Part memoir, part journalistic saga. As Casey Parks follows the mystery of a stranger's past, she is forced to reckon with her own sexuality, her fraught Southern identity, her tortured yet loving relationship with her mother, and the complicated role of faith in her life.
.... at once dewy-eyed and diligent, capricious and capacious, empathetic and exacting. It’s as richly textured as a pot of gumbo. As a work of autobiography, it’s maximalist; subtitled A Memoir and a Mystery, it certainly is both of those things, but it’s also an assiduous family history, a decades-spanning community chronicle à la Sarah Broom’s The Yellow House, a coming-out narrative, a dive into Christian denominations, a wrestling with Southern heritage. To use a well-worn road metaphor, your mileage may vary ... Most moving is Parks’s depiction of a queer lineage, her assertion of an ancestry of outcasts, a tapestry of fellow misfits into which the marginalized will always, for better or worse, fit. Our selves are so often an assemblage of the stories of those who came before.
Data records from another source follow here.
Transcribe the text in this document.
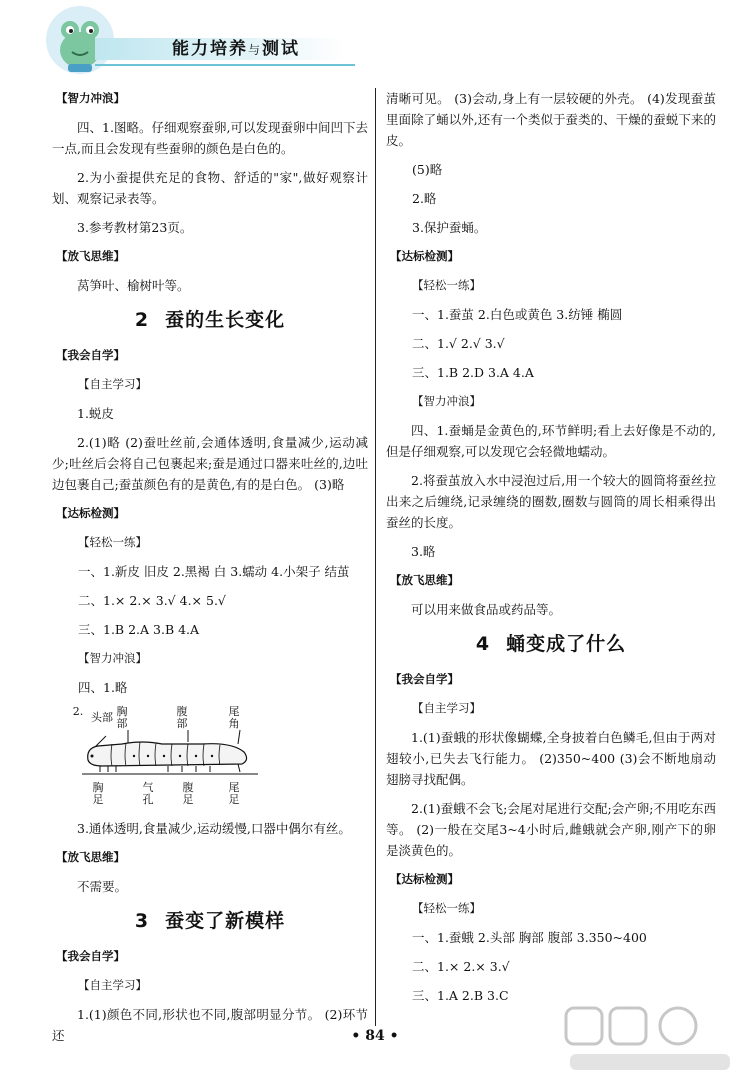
能力培养与测试
【智力冲浪】

四、1.图略。仔细观察蚕卵,可以发现蚕卵中间凹下去一点,而且会发现有些蚕卵的颜色是白色的。

2.为小蚕提供充足的食物、舒适的"家",做好观察计划、观察记录表等。

3.参考教材第23页。

【放飞思维】

莴笋叶、榆树叶等。

2 蚕的生长变化
【我会自学】
【自主学习】

1.蜕皮

2.(1)略 (2)蚕吐丝前,会通体透明,食量减少,运动减少;吐丝后会将自己包裹起来;蚕是通过口器来吐丝的,边吐边包裹自己;蚕茧颜色有的是黄色,有的是白色。 (3)略

【达标检测】
【轻松一练】

一、1.新皮 旧皮 2.黑褐 白 3.蠕动 4.小架子 结茧

二、1.× 2.× 3.√ 4.× 5.√

三、1.B 2.A 3.B 4.A

【智力冲浪】

四、1.略

2. 头部 胸部
腹部
尾角
胸足
气孔
腹足
尾足

3.通体透明,食量减少,运动缓慢,口器中偶尔有丝。

【放飞思维】

不需要。

3 蚕变了新模样
【我会自学】
【自主学习】

1.(1)颜色不同,形状也不同,腹部明显分节。 (2)环节还

清晰可见。 (3)会动,身上有一层较硬的外壳。 (4)发现蚕茧里面除了蛹以外,还有一个类似于蚕类的、干燥的蚕蜕下来的皮。

(5)略

2.略

3.保护蚕蛹。

【达标检测】
【轻松一练】

一、1.蚕茧 2.白色或黄色 3.纺锤 椭圆

二、1.√ 2.√ 3.√

三、1.B 2.D 3.A 4.A

【智力冲浪】

四、1.蚕蛹是金黄色的,环节鲜明;看上去好像是不动的,但是仔细观察,可以发现它会轻微地蠕动。

2.将蚕茧放入水中浸泡过后,用一个较大的圆筒将蚕丝拉出来之后缠绕,记录缠绕的圈数,圈数与圆筒的周长相乘得出蚕丝的长度。

3.略

【放飞思维】

可以用来做食品或药品等。

4 蛹变成了什么
【我会自学】
【自主学习】

1.(1)蚕蛾的形状像蝴蝶,全身披着白色鳞毛,但由于两对翅较小,已失去飞行能力。 (2)350~400 (3)会不断地扇动翅膀寻找配偶。

2.(1)蚕蛾不会飞;会尾对尾进行交配;会产卵;不用吃东西等。 (2)一般在交尾3~4小时后,雌蛾就会产卵,刚产下的卵是淡黄色的。

【达标检测】
【轻松一练】

一、1.蚕蛾 2.头部 胸部 腹部 3.350~400

二、1.× 2.× 3.√

三、1.A 2.B 3.C

• 84 •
You can't look away from the riveting opening sentence of Casey Parks' spellbinding Diary of a Misfit: A Memoir. It draws you quickly in to her atmospheric tale of self-discovery after coming out as a lesbian to her mother in her small Louisiana town ... Like Harper Lee, Parks evokes the simmering suspicions of a small Southern town. Like Eudora Welty, she tells a poignant story of people trying to fit into a way of life that once suited them but no longer wears well. And like Truman Capote, she packs her memoir with eccentric characters—especially her mother, whom Parks describes as 'bright and joyous when she was off the nose spray, vacant and mean when she was on.' Parks' dazzling narrative gift imbues Diary of a Misfit with all the makings of a great Southern story that readers won't be able to get out of their minds.
Putting down this wonderfully sensitive, affecting memoir, I half expected to see wavy fumes — smelling of tobacco, crawfish, beer, rain — rising from the book itself ... It's an odd project with plenty of frustrations, for both Parks and the reader. Is Roy's life, scantily imprinted on any historical record, too obscure, too thin to sustain the narrative? Will Parks ever get her hands on Roy's journals? These, along with recurring questions about Parks' conflicted relationship with her difficult, charismatic, hilarious and opioid-addicted mother, nagged me as I read ... In the end, Parks convinces herself, and us, that there is a broader import in Roy's hard-luck existence in a changing South full of memorable characters. The rich story unfolds as Park goes from Bible- and church-loving young person to gender activist and dogged reporter, and reveals the role that even a fractured family can play on the long path to adulthood.